For decades, astronomers have studied faroff stars and planets in the Milky Way galaxy, never finding an Earth-sized, star-orbiting planet close enough to study in depth.
But now, scientists say, they've discovered a new planet, just 39 light years away, that offers an exciting research opportunity.
"We've learned in the past about the forest of planets out there. The one planet that we just found, it's like it's a tree just a few feet away from us. It's just one lone tree by itself, but you can see it in so much detail," said Massachusetts Institute of Technology researcher Zachory Berta-Thompson.
The new planet, called GJ 1132b, is a rocky exoplanet (a planet that orbits a star other than our Sun). Berta-Thompson discovered GJ 1132b with his team of MIT and Harvard University researchers in May, and their findings were published Wednesday in the science journal Nature.
The research is a piece of the MEarth Project, a Harvard-led research project that started in 2008 with telescopes in Arizona, Berta-Thompson said. Six years ago, a year into the project, the researchers made their first exoplanet discovery — GJ 1214b, an exoplanet whose size is between the sizes of Earth and Neptune.
Through a newer project with telescopes installed in the mountains of Chile, Berta-Thompson and his team found GJ 1132b.
"By studying this new world, I'm optimistic we'll learn a little more about how planets work and bring us a little closer to that big exciting question of empirically figuring out whether life is out there in the galaxy," he said.
With 500-degree Fahrenheit temperatures, GJ 1132b is likely uninhabitable by life as we know it, but Berta-Thompson said its proximity to Earth would allow researchers to study it in greater depth than any other previously discovered exoplanet.
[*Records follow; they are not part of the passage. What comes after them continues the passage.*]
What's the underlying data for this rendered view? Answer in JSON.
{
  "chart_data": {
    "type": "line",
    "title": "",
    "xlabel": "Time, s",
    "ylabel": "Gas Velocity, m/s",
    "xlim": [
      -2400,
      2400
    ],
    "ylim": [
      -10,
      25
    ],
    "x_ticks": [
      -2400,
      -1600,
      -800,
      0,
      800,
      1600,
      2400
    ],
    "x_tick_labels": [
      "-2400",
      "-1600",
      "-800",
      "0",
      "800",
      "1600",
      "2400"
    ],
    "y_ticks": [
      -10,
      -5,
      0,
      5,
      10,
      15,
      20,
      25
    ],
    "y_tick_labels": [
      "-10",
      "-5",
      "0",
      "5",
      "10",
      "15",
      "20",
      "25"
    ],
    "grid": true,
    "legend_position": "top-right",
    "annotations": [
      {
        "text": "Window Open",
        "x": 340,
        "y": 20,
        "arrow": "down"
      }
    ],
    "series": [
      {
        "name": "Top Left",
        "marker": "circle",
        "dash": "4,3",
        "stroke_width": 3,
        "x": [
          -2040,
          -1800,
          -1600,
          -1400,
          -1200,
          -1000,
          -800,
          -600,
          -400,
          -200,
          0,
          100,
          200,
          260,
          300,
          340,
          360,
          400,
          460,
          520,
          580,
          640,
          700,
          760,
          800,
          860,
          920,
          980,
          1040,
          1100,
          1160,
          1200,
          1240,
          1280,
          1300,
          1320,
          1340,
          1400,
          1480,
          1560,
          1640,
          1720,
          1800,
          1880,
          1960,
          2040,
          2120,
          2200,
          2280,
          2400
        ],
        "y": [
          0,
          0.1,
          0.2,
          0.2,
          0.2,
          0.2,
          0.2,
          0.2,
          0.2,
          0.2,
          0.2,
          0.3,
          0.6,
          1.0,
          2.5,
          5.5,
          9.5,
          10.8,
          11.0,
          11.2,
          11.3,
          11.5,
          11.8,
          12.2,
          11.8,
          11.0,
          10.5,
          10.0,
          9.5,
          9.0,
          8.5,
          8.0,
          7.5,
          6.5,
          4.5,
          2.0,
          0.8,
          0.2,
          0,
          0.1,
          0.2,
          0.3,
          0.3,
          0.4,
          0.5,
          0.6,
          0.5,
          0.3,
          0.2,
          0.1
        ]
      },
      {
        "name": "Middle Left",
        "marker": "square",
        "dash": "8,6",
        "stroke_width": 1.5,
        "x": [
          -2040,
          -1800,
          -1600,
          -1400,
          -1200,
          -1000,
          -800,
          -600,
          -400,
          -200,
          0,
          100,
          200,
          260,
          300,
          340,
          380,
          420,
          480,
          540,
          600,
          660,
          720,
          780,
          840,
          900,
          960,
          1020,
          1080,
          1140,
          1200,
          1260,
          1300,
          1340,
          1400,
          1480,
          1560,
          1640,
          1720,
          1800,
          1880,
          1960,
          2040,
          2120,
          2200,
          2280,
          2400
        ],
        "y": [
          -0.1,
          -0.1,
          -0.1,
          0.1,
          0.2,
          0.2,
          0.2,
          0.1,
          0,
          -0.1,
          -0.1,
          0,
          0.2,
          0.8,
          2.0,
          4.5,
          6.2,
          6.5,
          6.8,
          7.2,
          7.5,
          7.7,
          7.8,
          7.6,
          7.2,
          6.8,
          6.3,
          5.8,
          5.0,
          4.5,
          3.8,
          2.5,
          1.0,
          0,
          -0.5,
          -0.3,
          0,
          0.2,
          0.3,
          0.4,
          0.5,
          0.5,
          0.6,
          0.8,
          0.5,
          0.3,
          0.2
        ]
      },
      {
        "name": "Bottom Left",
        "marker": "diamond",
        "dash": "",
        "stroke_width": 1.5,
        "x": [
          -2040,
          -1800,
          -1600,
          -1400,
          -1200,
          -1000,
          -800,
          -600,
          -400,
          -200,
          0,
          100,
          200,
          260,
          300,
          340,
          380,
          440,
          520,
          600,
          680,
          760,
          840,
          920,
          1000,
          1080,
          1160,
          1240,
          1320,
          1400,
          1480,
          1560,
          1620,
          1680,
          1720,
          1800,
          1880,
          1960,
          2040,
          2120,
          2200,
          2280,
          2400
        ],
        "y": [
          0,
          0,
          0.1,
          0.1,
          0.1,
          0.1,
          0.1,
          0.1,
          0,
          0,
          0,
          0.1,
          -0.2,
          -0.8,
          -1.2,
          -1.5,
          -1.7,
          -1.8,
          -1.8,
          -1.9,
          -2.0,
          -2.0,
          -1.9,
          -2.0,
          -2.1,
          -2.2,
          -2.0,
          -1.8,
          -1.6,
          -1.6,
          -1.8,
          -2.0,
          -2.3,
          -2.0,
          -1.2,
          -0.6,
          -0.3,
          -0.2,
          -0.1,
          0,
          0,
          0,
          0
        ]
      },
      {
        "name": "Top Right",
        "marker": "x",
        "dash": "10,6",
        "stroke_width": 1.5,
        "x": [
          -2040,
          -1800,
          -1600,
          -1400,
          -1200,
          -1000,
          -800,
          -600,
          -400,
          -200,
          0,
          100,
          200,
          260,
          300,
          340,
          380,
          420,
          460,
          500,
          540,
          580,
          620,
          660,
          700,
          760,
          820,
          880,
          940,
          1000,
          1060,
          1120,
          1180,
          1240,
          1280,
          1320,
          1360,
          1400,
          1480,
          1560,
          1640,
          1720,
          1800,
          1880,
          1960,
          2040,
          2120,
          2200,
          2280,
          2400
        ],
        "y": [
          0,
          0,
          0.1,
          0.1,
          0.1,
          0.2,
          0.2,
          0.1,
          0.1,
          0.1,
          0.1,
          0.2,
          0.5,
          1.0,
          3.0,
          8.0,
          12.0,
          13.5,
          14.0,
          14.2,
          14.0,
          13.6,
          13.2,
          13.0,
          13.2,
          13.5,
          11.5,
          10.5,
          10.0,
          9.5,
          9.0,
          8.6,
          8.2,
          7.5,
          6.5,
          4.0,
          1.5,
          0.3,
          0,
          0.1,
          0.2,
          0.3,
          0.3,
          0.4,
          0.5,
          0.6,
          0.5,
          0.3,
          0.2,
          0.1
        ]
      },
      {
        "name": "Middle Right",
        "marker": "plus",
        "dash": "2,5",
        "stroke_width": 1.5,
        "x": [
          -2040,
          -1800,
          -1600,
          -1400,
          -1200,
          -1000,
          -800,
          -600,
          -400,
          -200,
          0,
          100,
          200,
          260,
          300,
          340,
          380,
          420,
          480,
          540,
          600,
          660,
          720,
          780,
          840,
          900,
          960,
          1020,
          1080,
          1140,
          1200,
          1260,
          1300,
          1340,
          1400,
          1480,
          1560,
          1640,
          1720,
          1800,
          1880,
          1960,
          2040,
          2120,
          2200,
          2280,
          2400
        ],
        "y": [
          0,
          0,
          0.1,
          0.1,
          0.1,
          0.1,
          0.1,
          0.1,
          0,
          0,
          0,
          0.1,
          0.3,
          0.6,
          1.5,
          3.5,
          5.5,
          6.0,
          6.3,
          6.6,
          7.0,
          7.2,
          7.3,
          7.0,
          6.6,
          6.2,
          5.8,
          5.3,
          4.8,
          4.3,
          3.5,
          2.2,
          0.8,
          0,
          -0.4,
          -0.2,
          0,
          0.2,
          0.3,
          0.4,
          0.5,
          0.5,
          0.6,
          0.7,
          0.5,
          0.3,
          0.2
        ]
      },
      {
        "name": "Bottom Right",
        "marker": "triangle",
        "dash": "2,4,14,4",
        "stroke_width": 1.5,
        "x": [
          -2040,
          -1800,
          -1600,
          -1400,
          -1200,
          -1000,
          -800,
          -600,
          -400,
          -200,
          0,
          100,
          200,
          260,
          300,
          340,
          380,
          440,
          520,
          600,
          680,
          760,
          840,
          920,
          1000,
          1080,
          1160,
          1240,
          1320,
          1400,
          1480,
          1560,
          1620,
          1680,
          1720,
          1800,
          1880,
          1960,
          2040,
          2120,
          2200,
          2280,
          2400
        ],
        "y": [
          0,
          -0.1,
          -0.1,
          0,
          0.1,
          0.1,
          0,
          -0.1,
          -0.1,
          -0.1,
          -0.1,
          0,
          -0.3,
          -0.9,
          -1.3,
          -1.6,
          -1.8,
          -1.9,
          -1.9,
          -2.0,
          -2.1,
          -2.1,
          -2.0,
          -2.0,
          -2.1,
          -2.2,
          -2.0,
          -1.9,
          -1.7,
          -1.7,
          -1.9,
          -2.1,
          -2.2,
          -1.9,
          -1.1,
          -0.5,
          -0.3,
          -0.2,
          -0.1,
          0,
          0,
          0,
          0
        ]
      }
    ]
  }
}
"What is great about a close star is that it's relatively bright," he said. "So because it's so nearby and so bright, we can point ... big telescopes at this star and at this planet and learn more."
In studying the planet's 1.6-day orbital period and its gravitational pull on its star, researchers have been able to calculate the planet's mass, radius, and density. The density, Berta-Thompson said, indicates the planet is composed of mostly rock and iron, like Earth.
Now, astronomers are hoping to learn more about the planet's atmosphere.
"If you have a mass and radius for a planet, that's great, but it's just a nondescript sphere," he said. "If you could study its atmosphere and figure out what molecules are in its atmosphere … then that really kind of turns this world from a nondescript sphere into a world, like a place you could imagine standing or walking around."
Berta-Thompson said the research on exoplanets will continue to expand with the construction of two new telescopes within the next decade — the James Webb Space Telescope scheduled to launch in 2018 and the Giant Magellan Telescope in Chile, where construction began on Wednesday.